TRUMPING TRUMP: Michael Moore is not impressed by the Republican presidential candidate
TRUMPING TRUMP: Michael Moore is not impressed by the Republican presidential candidate

American filmmaker and social-political activist Michael Moore has written to Republican presidential candidate Donald Trump, criticising him on his recent anti-Muslim statements and his call to ‘ban all Muslims from coming to the United States’.

In the letter, which he posted to his personal website, he wrote: “We are all Muslim. Just as we are all Mexican, we are all Catholic and Jewish and white and black and every shade in between.

“We are all children of God (or nature or whatever you believe in), part of the human family, and nothing you say or do can change that fact one iota.”

He continued: “If you don’t like living by these American rules, then you need to go to the time-out room in any one of your Towers, sit there, and think about what you’ve said….We are all Muslim, deal with it.”

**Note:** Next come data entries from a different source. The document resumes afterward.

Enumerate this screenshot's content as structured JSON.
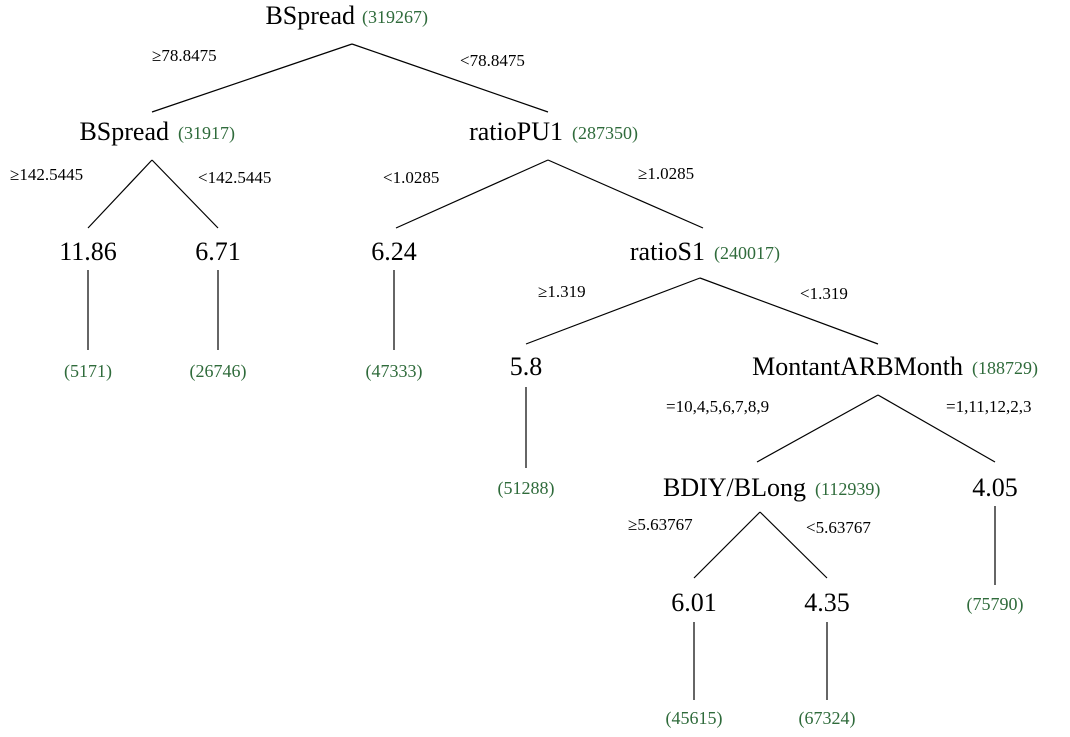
{
  "nodes": [
    {
      "label": "BSpread",
      "count": "(319267)"
    },
    {
      "label": "BSpread",
      "count": "(31917)"
    },
    {
      "label": "ratioPU1",
      "count": "(287350)"
    },
    {
      "label": "11.86",
      "count": "(5171)"
    },
    {
      "label": "6.71",
      "count": "(26746)"
    },
    {
      "label": "6.24",
      "count": "(47333)"
    },
    {
      "label": "ratioS1",
      "count": "(240017)"
    },
    {
      "label": "5.8",
      "count": "(51288)"
    },
    {
      "label": "MontantARBMonth",
      "count": "(188729)"
    },
    {
      "label": "BDIY/BLong",
      "count": "(112939)"
    },
    {
      "label": "4.05",
      "count": "(75790)"
    },
    {
      "label": "6.01",
      "count": "(45615)"
    },
    {
      "label": "4.35",
      "count": "(67324)"
    }
  ],
  "edges": [
    {
      "label": "≥78.8475"
    },
    {
      "label": "<78.8475"
    },
    {
      "label": "≥142.5445"
    },
    {
      "label": "<142.5445"
    },
    {
      "label": "<1.0285"
    },
    {
      "label": "≥1.0285"
    },
    {
      "label": "≥1.319"
    },
    {
      "label": "<1.319"
    },
    {
      "label": "=10,4,5,6,7,8,9"
    },
    {
      "label": "=1,11,12,2,3"
    },
    {
      "label": "≥5.63767"
    },
    {
      "label": "<5.63767"
    }
  ]
}
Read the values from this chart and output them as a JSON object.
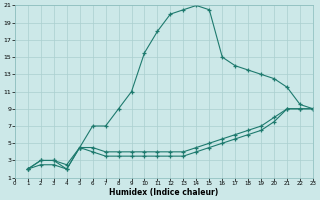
{
  "xlabel": "Humidex (Indice chaleur)",
  "background_color": "#cce8e8",
  "grid_color": "#aacfcf",
  "line_color": "#1e7a6e",
  "xlim": [
    0,
    23
  ],
  "ylim": [
    1,
    21
  ],
  "xticks": [
    0,
    1,
    2,
    3,
    4,
    5,
    6,
    7,
    8,
    9,
    10,
    11,
    12,
    13,
    14,
    15,
    16,
    17,
    18,
    19,
    20,
    21,
    22,
    23
  ],
  "yticks": [
    1,
    3,
    5,
    7,
    9,
    11,
    13,
    15,
    17,
    19,
    21
  ],
  "line1_x": [
    1,
    2,
    3,
    4,
    5,
    6,
    7,
    8,
    9,
    10,
    11,
    12,
    13,
    14,
    15,
    16,
    17,
    18,
    19,
    20,
    21,
    22,
    23
  ],
  "line1_y": [
    2,
    3,
    3,
    2,
    4.5,
    7,
    7,
    9,
    11,
    15.5,
    18,
    20,
    20.5,
    21,
    20.5,
    15,
    14,
    13.5,
    13,
    12.5,
    11.5,
    9.5,
    9
  ],
  "line2_x": [
    1,
    2,
    3,
    4,
    5,
    6,
    7,
    8,
    9,
    10,
    11,
    12,
    13,
    14,
    15,
    16,
    17,
    18,
    19,
    20,
    21,
    22,
    23
  ],
  "line2_y": [
    2,
    3,
    3,
    2.5,
    4.5,
    4.5,
    4,
    4,
    4,
    4,
    4,
    4,
    4,
    4.5,
    5,
    5.5,
    6,
    6.5,
    7,
    8,
    9,
    9,
    9
  ],
  "line3_x": [
    1,
    2,
    3,
    4,
    5,
    6,
    7,
    8,
    9,
    10,
    11,
    12,
    13,
    14,
    15,
    16,
    17,
    18,
    19,
    20,
    21,
    22,
    23
  ],
  "line3_y": [
    2,
    2.5,
    2.5,
    2,
    4.5,
    4,
    3.5,
    3.5,
    3.5,
    3.5,
    3.5,
    3.5,
    3.5,
    4,
    4.5,
    5,
    5.5,
    6,
    6.5,
    7.5,
    9,
    9,
    9
  ]
}
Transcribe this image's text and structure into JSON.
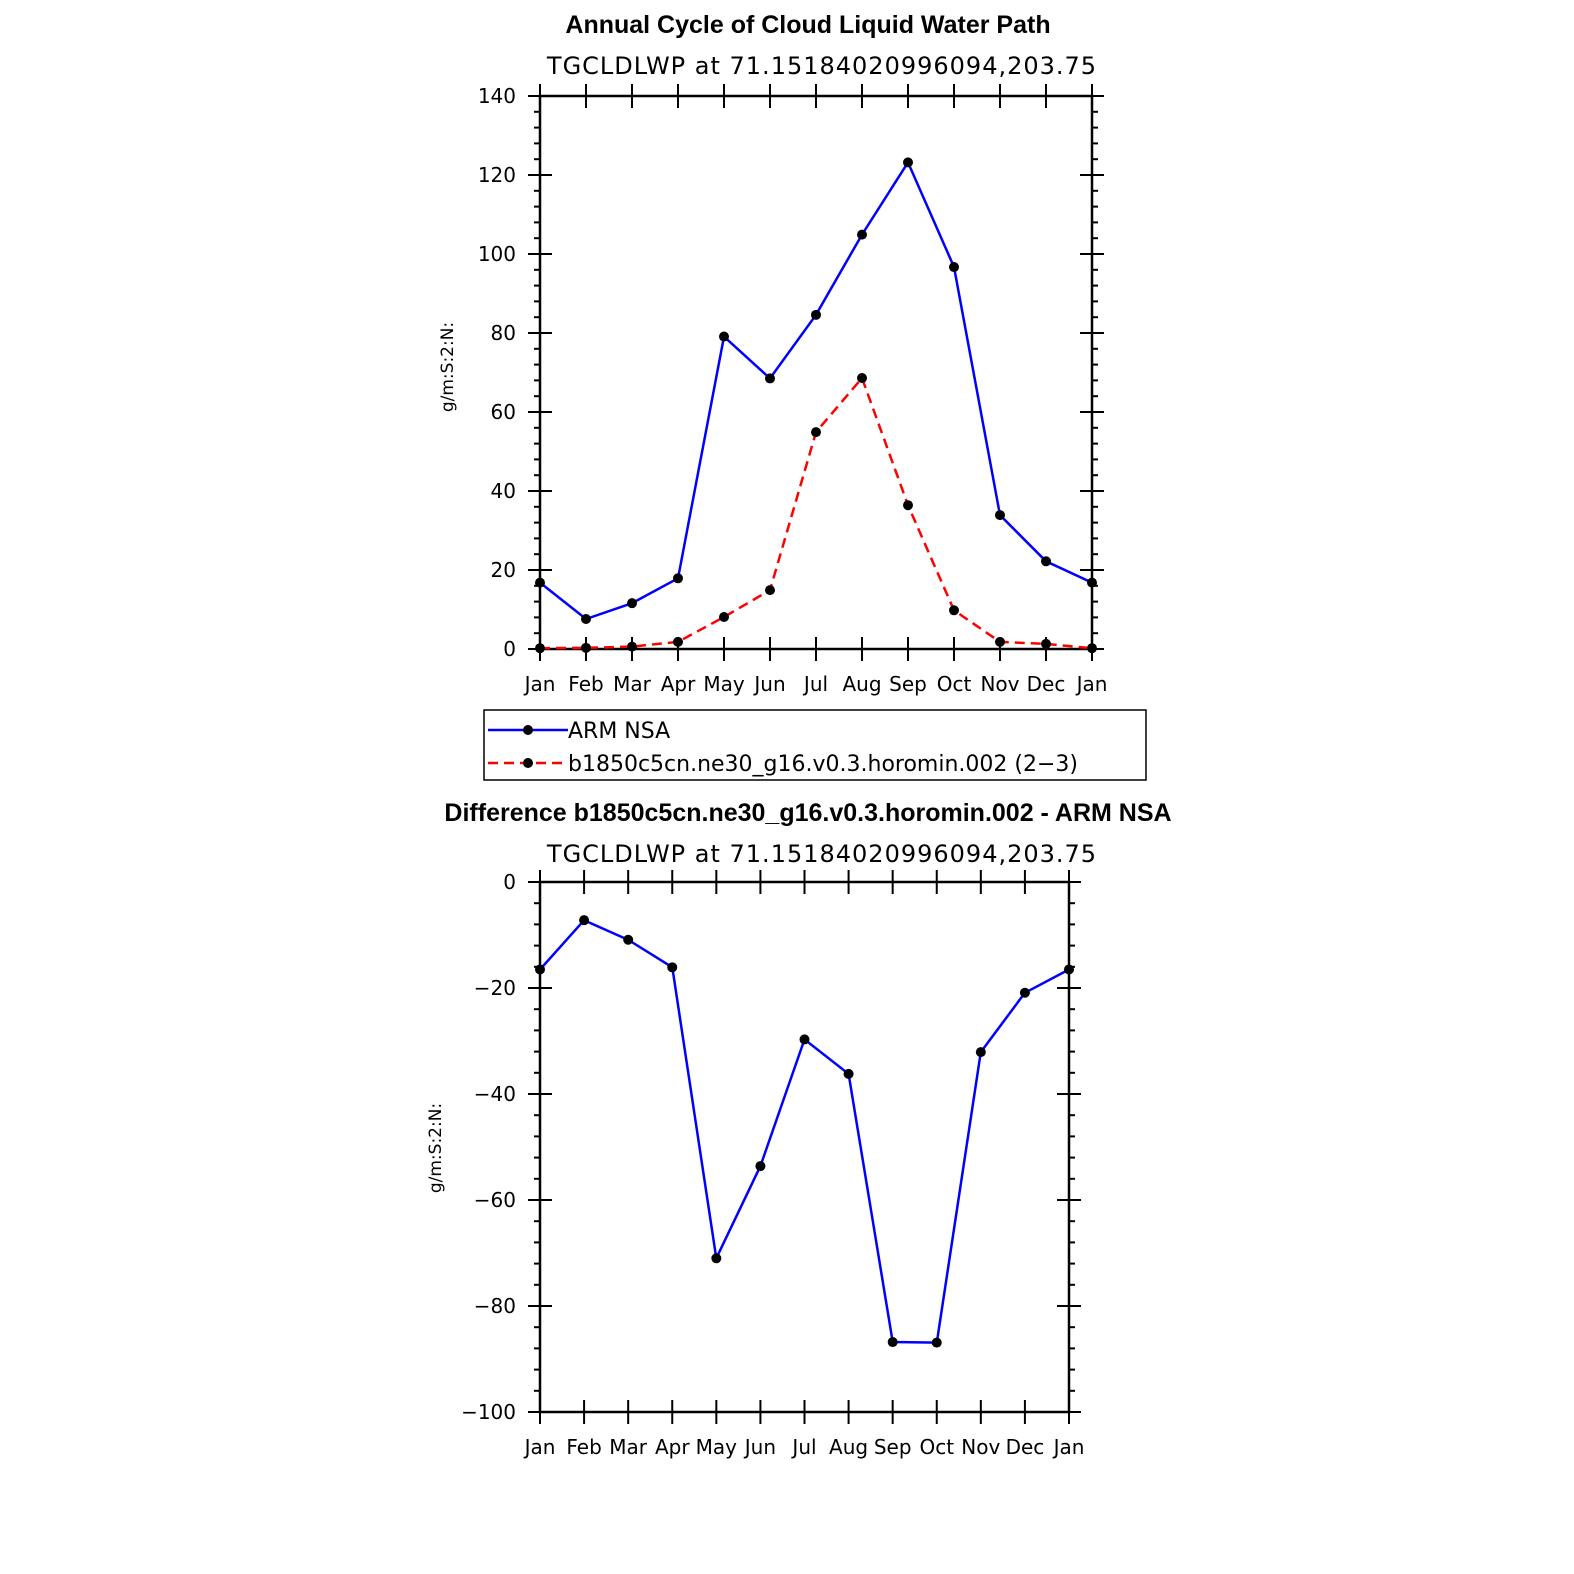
{
  "chart_data": [
    {
      "type": "line",
      "title": "Annual Cycle of Cloud Liquid Water Path",
      "subtitle": "TGCLDLWP at 71.1518402099609​4,203.75",
      "ylabel": "g/m:S:2:N:",
      "ylim": [
        0,
        140
      ],
      "yticks": [
        "0",
        "20",
        "40",
        "60",
        "80",
        "100",
        "120",
        "140"
      ],
      "categories": [
        "Jan",
        "Feb",
        "Mar",
        "Apr",
        "May",
        "Jun",
        "Jul",
        "Aug",
        "Sep",
        "Oct",
        "Nov",
        "Dec",
        "Jan"
      ],
      "series": [
        {
          "name": "ARM NSA",
          "color": "#0000ff",
          "dashed": false,
          "values": [
            16.8,
            7.6,
            11.6,
            17.9,
            79.1,
            68.5,
            84.6,
            104.9,
            123.2,
            96.7,
            33.9,
            22.2,
            16.8
          ]
        },
        {
          "name": "b1850c5cn.ne30_g16.v0.3.horomin.002 (2−3)",
          "color": "#ff0000",
          "dashed": true,
          "values": [
            0.2,
            0.3,
            0.6,
            1.8,
            8.1,
            14.9,
            54.9,
            68.6,
            36.4,
            9.8,
            1.8,
            1.3,
            0.2
          ]
        }
      ]
    },
    {
      "type": "line",
      "title": "Difference b1850c5cn.ne30_g16.v0.3.horomin.002 - ARM NSA",
      "subtitle": "TGCLDLWP at 71.1518402099609​4,203.75",
      "ylabel": "g/m:S:2:N:",
      "ylim": [
        -100,
        0
      ],
      "yticks": [
        "−100",
        "−80",
        "−60",
        "−40",
        "−20",
        "0"
      ],
      "categories": [
        "Jan",
        "Feb",
        "Mar",
        "Apr",
        "May",
        "Jun",
        "Jul",
        "Aug",
        "Sep",
        "Oct",
        "Nov",
        "Dec",
        "Jan"
      ],
      "series": [
        {
          "name": "Difference",
          "color": "#0000ff",
          "dashed": false,
          "values": [
            -16.5,
            -7.2,
            -10.9,
            -16.1,
            -71.0,
            -53.6,
            -29.7,
            -36.2,
            -86.8,
            -86.9,
            -32.1,
            -20.9,
            -16.5
          ]
        }
      ]
    }
  ]
}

During his campaign trail, Trump called for a ‘total and complete’ block on all Muslims entering the US and an end to Muslim immigration into the country.

Trump – the current frontrunner among Republican candidates seeking the party nomination for the presidency of the United States – is a man who is not afraid to voice his views.

Speaking previously, he said: “Our country cannot be the victims of horrendous attacks by people that believe only in Jihad, and have no sense of reason or respect for human life.”

In the letter, Moore reminded Trump that the US today is no longer a country of ‘angry white guys’; that supporters have become more diverse and that ‘fortunately’ the US no longer looks like Trump or his supporters.

Addressing Trump, Moore continued: “Here’s a statistic that is going to make your hair spin: 81 percent of the electorate who will pick the president next year are either female, people of colour, or young people between the ages of 18 and 35… In other words, not you [or] the people who want you leading their country.”

Moore went on to say that he was raised to believe in equality of people as brothers and sisters, regardless of race, colour and religion.

Moore is known for his documentary films that criticise the war in Iraq, US gun laws, globalisation and the US healthcare system.

He is a multi-award winner, and has received an Academy Award for ‘Bowling for Columbine’ – the 2002 film that explored what happened during the Columbine high school massacre in Colorado.